La carga fue detectada durante una inspección rutinaria utilizando el escáner destinado al control de equipajes, donde las imágenes de las maletas despertaron sospechas en los agentes de seguridad, lo que motivó un registro manual minucioso que permitió encontrar la droga.
Los primeros datos indican que la cantidad incautada estaba escondida dentro de 25 botellas de plástico, cuidadosamente envueltas con cinta adhesiva y colocadas de manera profesional en cinco maletas, en un intento por burlar los controles de inspección y vigilancia.
Cinco sospechosos detenidos
Los cinco pasajeros sospechosos fueron detenidos y puestos a disposición del departamento de policía judicial de Tánger, bajo la supervisión de la fiscalía competente.

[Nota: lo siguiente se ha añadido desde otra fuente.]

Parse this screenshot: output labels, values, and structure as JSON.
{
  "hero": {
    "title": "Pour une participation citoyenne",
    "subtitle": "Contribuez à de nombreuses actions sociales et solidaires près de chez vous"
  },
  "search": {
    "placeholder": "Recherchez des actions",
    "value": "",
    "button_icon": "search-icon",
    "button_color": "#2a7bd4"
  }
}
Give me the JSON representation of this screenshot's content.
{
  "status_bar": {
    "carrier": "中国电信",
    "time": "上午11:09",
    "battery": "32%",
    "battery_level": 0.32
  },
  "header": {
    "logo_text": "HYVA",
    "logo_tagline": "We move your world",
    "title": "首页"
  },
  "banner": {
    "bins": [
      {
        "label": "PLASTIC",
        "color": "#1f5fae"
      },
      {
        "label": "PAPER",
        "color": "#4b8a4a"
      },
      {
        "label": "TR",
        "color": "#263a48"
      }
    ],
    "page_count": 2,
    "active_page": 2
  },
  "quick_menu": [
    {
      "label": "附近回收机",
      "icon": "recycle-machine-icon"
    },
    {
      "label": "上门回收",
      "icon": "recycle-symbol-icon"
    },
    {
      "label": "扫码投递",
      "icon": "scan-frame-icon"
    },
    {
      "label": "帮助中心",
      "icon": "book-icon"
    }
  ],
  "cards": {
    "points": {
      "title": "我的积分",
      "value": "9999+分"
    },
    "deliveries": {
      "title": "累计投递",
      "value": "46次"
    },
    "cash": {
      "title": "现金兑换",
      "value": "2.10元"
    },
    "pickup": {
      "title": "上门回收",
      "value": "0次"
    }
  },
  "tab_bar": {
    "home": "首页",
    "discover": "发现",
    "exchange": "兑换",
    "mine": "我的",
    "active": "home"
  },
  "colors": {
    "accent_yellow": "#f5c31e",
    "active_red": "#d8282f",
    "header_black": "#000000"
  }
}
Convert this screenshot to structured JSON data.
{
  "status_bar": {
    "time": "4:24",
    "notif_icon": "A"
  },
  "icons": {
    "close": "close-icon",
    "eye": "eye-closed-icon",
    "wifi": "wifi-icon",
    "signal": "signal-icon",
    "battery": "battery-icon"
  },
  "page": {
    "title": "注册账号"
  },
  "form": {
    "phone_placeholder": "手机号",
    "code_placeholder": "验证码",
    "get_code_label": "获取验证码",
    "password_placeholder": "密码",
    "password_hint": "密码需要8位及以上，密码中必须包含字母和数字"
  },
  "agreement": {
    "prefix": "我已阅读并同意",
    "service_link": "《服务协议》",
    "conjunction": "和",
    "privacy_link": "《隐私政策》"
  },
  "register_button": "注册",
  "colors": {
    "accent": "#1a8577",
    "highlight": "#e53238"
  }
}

De esta manera se busca profundizar la investigación con ellos, identificar a todos los implicados potenciales en esta red, y verificar sus posibles ramificaciones locales e internacionales.
Esta operación se enmarca en los esfuerzos continuos de los servicios de seguridad nacional para combatir el tráfico de drogas y reforzar el control de fronteras y accesos aéreos, con el objetivo de enfrentar todas las formas de crimen organizado transfronterizo.
Escondite curioso
La droga estaba cuidadosamente escondida en las botellas de plástico que habían sido preparadas para no llamar la atención y conseguir así burlar las medidas de seguridad establecidas.
No fue posible y se procedió a la detención de los pasadores de esta droga, así como al decomiso de la sustancia estupefaciente intervenida.
De esta manera ha sido abortado un intento de tráfico de estupefacientes empleando este modus operandi en pleno periodo de mayor tráfico de personas y mercancías.